Ken Duken + Kostja Ullmann: Knutschen für mehr Toleranz
© Felix Krüger für GQ
Stars wie Ken Duken und Kostja Ullmann sind sich für die aktuelle Ausgabe der "GQ" sehr nah gekommen, um ein Zeichen gegen Homophobie zu setzen

Sie setzen ein Zeichen gegen Intoleranz, Ausgrenzung und Diskriminierung von Homosexuellen: Ken Duken und Kostja Ullman sind zwei von 13 männlichen heterosexuellen Prominenten, die sich für die aktuelle Ausgabe des Männer-Lifestyle-Magazins "GQ" zu einem Fotoshooting der besonderen Art eingefunden haben. Für die von der Zeitschrift ins Leben gerufene Aktion "#Mundpropaganda – Gentlemen gegen Homophobie" haben sie sich in inniger Pose ablichten lassen und küssen sich leidenschaftlich auf den Mund.

"Revolverheld"-Frontmann Johannes Strate küsst seinen Bandkollegen Jakob Sinn. Noch mehr Bilder gibt es in der Januar-Ausgabe der "GQ".
"Revolverheld"-Frontmann Johannes Strate küsst seinen Bandkollegen Jakob Sinn. Noch mehr Bilder gibt es in der Januar-Ausgabe der "GQ".
© Felix Krüger für GQ

Neben Duken und Ullman werden auch Herbert Grönemeyer und August Diehl, die Bands "Fettes Brot" und "Revolverheld", die Rapper Moses Pelham und Thomas D sowie die Beachvolleyball-Olympiasieger Julius Brink und Jonas Reckermann in der Januar-Ausgabe des Magazins zu sehen sein. Man habe mit dem besonderen Shooting auf die Intoleranz, die Homosexuellen in der heutigen Zeit noch immer entgegengebracht werde, reagieren wollen, so "GQ"-Chefredakteur José Redondo-Vega.

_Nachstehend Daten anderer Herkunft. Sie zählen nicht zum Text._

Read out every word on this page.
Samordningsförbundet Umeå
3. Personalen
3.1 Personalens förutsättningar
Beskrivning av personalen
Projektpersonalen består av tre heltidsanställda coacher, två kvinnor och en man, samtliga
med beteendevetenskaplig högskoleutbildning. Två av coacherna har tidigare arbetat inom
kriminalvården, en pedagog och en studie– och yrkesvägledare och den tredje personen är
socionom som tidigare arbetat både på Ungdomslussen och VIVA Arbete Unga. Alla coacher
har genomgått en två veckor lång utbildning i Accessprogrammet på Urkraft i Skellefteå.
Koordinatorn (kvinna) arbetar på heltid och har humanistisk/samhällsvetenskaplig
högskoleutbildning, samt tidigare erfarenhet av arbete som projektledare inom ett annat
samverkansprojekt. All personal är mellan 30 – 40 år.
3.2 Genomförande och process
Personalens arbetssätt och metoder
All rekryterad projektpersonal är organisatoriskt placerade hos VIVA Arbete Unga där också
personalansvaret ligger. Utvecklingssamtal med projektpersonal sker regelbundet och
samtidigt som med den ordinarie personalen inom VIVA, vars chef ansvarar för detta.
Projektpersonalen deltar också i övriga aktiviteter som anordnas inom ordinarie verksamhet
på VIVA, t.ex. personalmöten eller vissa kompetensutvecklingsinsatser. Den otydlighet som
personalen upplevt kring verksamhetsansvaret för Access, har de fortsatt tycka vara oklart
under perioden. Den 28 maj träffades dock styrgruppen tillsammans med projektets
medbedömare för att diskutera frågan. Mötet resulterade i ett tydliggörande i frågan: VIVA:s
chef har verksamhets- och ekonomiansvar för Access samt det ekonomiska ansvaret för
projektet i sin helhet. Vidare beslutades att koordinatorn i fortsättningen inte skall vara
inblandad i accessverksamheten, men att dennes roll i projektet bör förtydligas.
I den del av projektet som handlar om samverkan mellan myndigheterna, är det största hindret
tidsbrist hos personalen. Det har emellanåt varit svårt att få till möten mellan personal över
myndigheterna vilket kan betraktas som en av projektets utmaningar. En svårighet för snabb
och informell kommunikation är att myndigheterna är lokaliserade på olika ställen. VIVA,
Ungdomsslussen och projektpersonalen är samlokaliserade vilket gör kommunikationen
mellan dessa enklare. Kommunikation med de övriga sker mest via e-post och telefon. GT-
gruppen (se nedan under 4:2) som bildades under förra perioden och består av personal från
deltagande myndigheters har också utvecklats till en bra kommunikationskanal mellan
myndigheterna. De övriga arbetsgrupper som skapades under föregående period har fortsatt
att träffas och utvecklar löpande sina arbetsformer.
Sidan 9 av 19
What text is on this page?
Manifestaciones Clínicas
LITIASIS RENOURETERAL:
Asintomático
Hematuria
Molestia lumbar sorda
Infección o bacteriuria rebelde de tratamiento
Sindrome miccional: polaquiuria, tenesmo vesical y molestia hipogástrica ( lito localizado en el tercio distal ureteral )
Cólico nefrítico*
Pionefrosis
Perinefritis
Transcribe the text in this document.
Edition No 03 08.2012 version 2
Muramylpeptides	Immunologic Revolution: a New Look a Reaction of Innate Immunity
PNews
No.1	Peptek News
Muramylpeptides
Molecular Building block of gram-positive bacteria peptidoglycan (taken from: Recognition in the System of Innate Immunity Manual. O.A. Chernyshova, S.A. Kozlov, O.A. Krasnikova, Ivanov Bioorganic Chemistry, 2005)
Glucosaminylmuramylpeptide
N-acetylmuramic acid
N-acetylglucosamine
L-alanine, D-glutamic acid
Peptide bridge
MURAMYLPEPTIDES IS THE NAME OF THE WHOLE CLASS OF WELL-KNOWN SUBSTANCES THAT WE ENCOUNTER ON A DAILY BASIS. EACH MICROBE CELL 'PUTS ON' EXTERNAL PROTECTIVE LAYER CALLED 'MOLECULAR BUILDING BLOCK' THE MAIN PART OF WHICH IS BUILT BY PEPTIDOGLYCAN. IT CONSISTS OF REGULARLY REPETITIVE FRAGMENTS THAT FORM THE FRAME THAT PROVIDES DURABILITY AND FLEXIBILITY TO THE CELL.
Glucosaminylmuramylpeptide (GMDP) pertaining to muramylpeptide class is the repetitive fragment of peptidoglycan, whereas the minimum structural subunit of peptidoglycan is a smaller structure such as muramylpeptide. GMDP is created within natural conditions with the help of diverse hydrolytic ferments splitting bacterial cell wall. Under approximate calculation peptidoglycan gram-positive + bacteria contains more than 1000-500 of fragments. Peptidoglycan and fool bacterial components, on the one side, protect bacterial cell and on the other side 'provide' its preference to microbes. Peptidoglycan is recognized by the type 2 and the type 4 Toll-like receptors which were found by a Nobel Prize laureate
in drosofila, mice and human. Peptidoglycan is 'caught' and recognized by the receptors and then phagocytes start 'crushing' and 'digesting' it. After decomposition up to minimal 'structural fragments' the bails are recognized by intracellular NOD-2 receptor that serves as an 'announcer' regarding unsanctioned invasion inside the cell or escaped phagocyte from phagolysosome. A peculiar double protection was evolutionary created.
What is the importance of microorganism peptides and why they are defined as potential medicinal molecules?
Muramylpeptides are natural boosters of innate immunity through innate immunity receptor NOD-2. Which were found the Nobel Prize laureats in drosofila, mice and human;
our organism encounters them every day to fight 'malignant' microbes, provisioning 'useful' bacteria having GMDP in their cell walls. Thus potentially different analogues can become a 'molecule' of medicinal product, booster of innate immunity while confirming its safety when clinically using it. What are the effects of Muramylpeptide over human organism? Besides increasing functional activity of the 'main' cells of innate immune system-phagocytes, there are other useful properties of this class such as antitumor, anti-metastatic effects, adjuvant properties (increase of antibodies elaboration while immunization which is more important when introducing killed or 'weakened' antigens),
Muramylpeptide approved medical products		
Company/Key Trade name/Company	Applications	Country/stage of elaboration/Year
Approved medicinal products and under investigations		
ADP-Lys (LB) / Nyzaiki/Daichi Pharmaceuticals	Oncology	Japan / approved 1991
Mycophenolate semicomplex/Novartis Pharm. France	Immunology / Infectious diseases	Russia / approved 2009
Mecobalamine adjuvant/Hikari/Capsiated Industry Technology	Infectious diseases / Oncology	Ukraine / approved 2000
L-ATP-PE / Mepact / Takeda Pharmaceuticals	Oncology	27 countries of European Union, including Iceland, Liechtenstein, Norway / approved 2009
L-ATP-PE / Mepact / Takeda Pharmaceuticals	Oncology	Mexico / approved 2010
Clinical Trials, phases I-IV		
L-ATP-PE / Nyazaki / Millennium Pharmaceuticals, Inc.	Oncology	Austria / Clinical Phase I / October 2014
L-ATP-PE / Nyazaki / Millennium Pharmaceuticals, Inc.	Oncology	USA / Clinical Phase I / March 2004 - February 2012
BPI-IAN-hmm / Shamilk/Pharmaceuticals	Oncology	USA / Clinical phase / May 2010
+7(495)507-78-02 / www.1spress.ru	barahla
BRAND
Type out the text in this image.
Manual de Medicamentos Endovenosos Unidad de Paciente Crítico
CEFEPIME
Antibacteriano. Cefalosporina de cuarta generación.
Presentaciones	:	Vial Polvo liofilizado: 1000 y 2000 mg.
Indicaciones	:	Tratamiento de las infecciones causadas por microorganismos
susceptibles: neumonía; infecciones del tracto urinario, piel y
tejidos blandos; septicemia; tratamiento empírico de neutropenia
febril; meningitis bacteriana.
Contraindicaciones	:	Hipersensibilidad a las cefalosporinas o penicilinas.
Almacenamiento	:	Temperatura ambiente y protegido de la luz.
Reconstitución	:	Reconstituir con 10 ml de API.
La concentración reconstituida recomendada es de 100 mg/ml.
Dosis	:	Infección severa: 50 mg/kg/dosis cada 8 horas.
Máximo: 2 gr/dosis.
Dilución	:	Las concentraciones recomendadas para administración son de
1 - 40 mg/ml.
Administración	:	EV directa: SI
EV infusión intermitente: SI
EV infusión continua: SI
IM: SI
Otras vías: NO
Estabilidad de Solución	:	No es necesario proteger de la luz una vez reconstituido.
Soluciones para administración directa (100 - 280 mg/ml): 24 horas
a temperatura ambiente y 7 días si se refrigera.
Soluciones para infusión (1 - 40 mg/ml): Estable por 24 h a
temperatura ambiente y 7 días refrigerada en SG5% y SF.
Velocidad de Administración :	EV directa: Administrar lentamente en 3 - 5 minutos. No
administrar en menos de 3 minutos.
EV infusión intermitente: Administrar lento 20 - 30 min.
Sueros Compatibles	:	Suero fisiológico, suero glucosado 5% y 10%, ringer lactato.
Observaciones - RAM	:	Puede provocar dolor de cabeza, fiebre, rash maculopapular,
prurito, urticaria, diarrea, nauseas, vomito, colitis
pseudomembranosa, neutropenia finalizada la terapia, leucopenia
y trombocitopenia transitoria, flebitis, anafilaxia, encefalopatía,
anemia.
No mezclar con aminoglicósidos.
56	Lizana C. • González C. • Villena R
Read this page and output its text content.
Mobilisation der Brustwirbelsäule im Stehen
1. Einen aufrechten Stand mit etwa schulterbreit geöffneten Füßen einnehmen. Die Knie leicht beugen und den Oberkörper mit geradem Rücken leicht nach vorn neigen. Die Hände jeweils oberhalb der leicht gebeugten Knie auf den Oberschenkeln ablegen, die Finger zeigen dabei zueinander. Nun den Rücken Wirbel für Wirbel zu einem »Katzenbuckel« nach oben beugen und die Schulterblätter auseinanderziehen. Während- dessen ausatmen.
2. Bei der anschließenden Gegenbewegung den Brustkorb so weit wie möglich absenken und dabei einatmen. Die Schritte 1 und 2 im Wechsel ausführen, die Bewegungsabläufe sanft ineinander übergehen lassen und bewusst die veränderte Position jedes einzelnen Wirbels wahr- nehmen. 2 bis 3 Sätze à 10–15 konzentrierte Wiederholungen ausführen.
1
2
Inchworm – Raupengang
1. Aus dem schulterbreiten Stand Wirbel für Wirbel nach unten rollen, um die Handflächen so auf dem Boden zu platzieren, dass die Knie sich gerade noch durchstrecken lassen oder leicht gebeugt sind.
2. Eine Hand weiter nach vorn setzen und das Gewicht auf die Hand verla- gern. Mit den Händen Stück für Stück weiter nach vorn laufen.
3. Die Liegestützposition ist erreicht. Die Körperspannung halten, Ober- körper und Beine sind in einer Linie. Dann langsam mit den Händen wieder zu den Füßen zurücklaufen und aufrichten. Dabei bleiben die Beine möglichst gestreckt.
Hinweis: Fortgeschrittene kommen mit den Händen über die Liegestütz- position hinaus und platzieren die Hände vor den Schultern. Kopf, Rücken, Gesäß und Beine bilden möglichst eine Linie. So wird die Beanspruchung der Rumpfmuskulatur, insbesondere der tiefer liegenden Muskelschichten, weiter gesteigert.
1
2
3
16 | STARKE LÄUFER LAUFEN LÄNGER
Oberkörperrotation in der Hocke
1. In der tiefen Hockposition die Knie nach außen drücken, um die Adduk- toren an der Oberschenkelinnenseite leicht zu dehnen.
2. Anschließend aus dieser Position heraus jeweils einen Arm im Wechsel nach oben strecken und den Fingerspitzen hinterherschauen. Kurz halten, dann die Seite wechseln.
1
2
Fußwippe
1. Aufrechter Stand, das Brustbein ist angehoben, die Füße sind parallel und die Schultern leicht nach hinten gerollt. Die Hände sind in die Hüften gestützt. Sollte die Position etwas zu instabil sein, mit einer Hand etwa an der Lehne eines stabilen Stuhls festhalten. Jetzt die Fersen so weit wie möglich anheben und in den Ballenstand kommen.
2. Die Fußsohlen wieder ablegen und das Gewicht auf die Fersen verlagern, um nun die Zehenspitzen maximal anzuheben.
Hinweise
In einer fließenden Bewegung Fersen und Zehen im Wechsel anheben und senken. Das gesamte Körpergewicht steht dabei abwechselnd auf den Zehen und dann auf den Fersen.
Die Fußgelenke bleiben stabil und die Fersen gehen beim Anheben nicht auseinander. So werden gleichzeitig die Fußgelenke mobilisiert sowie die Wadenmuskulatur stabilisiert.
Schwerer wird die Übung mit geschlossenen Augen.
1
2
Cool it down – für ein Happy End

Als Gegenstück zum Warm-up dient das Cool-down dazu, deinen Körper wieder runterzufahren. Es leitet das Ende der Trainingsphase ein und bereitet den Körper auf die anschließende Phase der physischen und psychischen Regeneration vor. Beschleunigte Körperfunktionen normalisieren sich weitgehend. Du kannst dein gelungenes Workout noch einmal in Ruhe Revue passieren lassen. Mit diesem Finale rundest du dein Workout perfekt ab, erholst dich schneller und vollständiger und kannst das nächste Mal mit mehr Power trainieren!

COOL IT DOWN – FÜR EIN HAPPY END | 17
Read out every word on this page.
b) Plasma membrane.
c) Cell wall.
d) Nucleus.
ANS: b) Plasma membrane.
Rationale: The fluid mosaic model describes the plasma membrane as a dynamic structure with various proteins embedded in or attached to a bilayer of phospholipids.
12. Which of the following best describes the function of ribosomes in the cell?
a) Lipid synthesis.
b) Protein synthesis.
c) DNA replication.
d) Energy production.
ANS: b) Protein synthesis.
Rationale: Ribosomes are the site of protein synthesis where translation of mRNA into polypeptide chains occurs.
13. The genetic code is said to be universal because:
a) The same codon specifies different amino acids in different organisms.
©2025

Die Aktion richtet sich unter anderem gegen die aktuelle Politik Russlands, wo ein im Juni 2013 verabschiedetes Gesetz für Widerstand sorgt. Es stellt das Propagieren "nicht traditioneller sexueller Beziehungen" vor Minderjährigen unter Strafe. Am vergangenen Dienstag (10. Dezember) hatte der homosexuelle Schauspieler Ian McKellen angekündigt, auf seine geplante Teilnahme an der Russlandpremiere seines aktuellen Films "Der Hobbit - Smaugs Einöde" zu verzichten. Das britische Außenministerium hatte dem 74-Jährigen aufgrund seiner sexuellen Orientierung ausdrücklich von der Reise nach Russland abgeraten.